L’obiettivo è quello di introdurre un “passaporto per le batterie” per tutti i suoi veicoli elettrici e ibridi plug-in entro il 2027, in linea con i requisiti della normativa europea. Anche Mercedes ha avviato un programma di audit della sua catena di approvvigionamento in collaborazione con RCS Global, un’organizzazione leader nel campo della verifica ambientale, sociale e di governance.
BMW, invece, partecipa attivamente alla Responsible Cobalt Initiative, un’iniziativa volta a identificare ed eliminare i rischi sociali e ambientali nella catena di approvvigionamento del cobalto.
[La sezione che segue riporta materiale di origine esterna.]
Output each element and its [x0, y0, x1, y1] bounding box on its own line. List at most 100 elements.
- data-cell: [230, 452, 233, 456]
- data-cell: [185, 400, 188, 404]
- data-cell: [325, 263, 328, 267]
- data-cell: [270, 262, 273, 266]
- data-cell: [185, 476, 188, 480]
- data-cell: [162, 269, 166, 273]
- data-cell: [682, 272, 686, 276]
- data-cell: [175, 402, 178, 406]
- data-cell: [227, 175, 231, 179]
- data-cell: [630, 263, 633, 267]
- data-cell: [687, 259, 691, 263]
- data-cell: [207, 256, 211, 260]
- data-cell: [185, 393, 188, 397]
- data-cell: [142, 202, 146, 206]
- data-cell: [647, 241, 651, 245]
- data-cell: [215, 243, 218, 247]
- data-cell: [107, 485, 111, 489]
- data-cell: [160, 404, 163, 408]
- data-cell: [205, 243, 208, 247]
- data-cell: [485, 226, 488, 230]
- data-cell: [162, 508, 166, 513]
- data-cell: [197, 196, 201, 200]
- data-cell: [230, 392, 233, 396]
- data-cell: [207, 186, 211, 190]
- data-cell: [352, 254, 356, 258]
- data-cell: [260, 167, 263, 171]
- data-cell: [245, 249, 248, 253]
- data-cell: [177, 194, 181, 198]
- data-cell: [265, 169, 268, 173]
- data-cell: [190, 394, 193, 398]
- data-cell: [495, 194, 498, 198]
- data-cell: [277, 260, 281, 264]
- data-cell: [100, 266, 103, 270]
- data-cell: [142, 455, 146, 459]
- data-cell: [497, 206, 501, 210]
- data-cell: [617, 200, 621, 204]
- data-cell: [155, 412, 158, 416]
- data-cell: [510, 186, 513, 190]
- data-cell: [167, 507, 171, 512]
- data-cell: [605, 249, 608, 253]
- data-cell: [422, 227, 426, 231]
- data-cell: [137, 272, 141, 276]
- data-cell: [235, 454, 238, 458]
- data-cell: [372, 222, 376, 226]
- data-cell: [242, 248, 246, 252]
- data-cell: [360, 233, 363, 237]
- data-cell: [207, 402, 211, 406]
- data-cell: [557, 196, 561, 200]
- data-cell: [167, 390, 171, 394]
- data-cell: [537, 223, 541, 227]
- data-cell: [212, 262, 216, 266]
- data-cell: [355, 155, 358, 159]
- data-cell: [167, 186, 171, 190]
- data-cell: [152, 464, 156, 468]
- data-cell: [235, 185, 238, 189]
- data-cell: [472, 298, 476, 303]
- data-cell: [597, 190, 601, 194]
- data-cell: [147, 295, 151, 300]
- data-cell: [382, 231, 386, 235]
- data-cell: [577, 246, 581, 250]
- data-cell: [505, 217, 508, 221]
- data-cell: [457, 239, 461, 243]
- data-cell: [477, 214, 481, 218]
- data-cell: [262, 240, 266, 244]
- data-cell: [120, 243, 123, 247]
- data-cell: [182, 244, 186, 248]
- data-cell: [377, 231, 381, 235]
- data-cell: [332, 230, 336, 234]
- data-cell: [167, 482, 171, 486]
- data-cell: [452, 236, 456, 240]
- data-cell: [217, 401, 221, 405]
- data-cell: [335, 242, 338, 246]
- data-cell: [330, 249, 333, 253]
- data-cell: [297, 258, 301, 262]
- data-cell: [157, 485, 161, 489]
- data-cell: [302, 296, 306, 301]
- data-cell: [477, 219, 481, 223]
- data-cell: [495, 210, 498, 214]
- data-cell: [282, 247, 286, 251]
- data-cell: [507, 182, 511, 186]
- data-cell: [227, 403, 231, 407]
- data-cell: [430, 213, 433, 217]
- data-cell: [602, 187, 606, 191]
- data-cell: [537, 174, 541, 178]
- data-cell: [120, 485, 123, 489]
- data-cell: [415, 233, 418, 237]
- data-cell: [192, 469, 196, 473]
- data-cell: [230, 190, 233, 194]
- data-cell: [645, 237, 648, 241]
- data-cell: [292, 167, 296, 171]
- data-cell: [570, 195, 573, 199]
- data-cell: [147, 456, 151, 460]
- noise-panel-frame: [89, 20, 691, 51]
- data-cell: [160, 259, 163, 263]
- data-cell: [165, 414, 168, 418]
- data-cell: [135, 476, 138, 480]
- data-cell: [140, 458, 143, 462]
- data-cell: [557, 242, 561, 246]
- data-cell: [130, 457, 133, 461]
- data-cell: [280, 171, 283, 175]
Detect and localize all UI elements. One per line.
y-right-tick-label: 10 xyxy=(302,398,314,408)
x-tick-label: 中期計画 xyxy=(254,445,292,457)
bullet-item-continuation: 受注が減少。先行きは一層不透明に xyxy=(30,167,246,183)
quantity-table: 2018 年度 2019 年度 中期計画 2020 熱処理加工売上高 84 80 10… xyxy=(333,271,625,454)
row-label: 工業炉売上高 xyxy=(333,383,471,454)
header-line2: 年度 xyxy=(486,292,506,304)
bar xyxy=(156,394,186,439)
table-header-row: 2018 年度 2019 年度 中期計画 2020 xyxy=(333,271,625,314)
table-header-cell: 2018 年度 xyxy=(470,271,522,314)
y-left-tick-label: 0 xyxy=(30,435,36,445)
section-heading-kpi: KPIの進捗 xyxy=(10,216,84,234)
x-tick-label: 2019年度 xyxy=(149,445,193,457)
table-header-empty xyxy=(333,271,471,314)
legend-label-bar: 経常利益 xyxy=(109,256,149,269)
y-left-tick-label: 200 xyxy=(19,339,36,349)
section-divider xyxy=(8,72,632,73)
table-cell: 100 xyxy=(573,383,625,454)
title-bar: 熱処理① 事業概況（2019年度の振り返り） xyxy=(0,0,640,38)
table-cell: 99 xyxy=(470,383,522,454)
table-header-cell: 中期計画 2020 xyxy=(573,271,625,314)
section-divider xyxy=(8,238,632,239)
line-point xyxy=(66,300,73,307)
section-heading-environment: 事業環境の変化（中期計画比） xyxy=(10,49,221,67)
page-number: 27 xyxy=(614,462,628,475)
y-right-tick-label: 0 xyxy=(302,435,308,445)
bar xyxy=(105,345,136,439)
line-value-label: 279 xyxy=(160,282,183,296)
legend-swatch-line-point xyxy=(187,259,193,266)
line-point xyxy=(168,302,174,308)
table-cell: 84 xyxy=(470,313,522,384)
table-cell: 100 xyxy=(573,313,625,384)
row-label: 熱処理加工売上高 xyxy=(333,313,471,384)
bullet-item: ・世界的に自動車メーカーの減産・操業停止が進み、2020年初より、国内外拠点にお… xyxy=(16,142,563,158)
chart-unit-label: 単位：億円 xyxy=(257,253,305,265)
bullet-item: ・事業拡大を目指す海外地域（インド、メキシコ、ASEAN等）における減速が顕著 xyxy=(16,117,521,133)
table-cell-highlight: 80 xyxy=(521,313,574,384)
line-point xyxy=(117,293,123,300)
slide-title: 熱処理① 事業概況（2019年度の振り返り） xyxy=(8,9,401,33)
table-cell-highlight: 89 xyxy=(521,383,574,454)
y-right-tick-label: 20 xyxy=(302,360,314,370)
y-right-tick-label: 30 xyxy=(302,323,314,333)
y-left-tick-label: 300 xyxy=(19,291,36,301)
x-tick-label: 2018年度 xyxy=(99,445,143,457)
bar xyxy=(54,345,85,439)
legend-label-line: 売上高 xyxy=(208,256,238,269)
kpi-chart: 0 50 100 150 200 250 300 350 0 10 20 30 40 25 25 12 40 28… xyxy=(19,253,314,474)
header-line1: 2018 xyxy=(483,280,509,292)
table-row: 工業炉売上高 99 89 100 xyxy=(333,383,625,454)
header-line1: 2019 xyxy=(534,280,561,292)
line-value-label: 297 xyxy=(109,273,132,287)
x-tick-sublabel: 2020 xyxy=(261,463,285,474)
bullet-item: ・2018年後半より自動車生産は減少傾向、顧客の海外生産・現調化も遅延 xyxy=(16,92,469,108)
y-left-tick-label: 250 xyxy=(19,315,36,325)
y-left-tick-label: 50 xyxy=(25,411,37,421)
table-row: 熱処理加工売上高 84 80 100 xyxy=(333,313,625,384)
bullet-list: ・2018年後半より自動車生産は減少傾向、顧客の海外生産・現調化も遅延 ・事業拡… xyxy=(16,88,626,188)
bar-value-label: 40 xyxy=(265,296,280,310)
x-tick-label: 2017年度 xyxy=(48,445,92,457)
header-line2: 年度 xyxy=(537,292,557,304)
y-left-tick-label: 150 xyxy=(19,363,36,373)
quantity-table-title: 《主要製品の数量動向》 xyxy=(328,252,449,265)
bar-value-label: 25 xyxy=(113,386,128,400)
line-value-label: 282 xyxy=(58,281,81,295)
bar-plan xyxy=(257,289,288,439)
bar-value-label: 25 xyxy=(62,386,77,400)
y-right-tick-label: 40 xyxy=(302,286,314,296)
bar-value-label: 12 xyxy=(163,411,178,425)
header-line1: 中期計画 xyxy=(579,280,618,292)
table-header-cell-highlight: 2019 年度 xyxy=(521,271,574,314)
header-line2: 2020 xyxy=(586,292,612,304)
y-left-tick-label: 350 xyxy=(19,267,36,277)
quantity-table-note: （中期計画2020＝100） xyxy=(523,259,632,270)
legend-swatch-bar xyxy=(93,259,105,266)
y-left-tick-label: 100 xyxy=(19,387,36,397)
Volkswagen, infine, richiede a tutti i suoi fornitori di rispettare gli standard dell’Iniziativa per un’Estrazione Mineraria Responsabile.
La crescente domanda di veicoli elettrici richiede un’azione collettiva da parte di produttori, governi e organizzazioni per garantire una transizione energetica giusta e sostenibile. La trasparenza nella catena di approvvigionamento è fondamentale per assicurare il rispetto dei diritti umani e la protezione dell’ambiente.
L’introduzione del “passaporto per le batterie” da parte dell’Unione Europea a partire dal 2027 rappresenta un passo importante in questa direzione, incentivando i produttori a migliorare la tracciabilità dei materiali e a garantire la sostenibilità delle loro catene di approvvigionamento.
Solo attraverso un impegno congiunto sarà possibile costruire un futuro in cui la mobilità elettrica sia veramente sostenibile, sia dal punto di vista ambientale che sociale.